Chris 0_ö
Chris 0_ö

Reputation: 3

How can I change, replace or expand a 3rd-party Enum (Java) in Scala?

I have a Scala-Project that uses a Service-Factory (3rd-Party Java) and a Configuration-Enum (3rd-Party Java).

I need to call the Factory with my own configuration values (not represented in the existing Configuration-Enum).

How can a handle this problem? I have no experience with Scala but some with Java. Can I use Reflection or something else?

Configuration-Enum (3rd-Party Java):

public enum Config {
  ENV1("host-x"),
  ENV2("host-y");
  
  private final String url;

  Config (String url) {
    this.url = url;
  }

  public String getUrl() {
    return url;
  }
}

Service-Factory (3rd-Party Java):

public class Factory {

  private final Service service;

  public Factory(Config config) {
     this.service = initService(config.getUrl()); // the problematic line...
  }

  public Service getService() {
    return service;
  }
}

My Scala-Project:

def doSomting: Unit = {
  val aConfig: Config = Config.valueOf("ENV1")
  new Factory(aConfig).getService().start() // uses host-x from the enum ENV1
  // How can I pass my own host (host-z) into the Factory?
}

Upvotes: 0

Views: 116

Answers (1)

Mateusz Kubuszok
Mateusz Kubuszok

Reputation: 27595

You cannot create a new value to existing enum. But you can create a new type which is a superset of old enum and your extensions.

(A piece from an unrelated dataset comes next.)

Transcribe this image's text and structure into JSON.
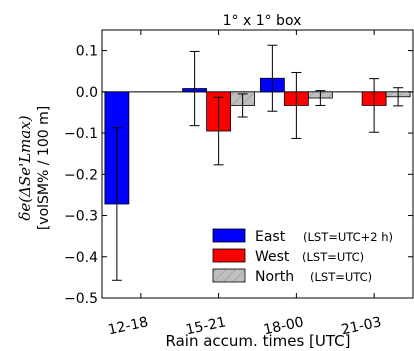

If you have the control over the call site, you could introduce some extensions like: Either[OriginalEnum, ExtensionsEnum] where you could make distinction between one set of values and the other and e.g. pass original ones where of you have extension, your could provide a separate behavior:

type ExtendedEnum = Either[OriginalEnum, ExtensionEnum]

def expectingOriginal(value: OriginalEnum) Something = ...

def extendedEnum(value: ExtendedEnum) = value match {
  case Left(original)  => expectingOriginal(original)
  case Right(extended) => // special handling extending original behavior
}

If you cannot do it... well, then you have no option. Enums were designed in such a way that there is a fixed number of them both in compile and runtime, so e.g. checking if something is an enum of some value is often done by reference comparison. So if you add a new value through some, I don't know, illegal binary manipulations then all the code that used to do exhaustive checks would now have unhandled cases. That's why the compiler will prevent you from doing so.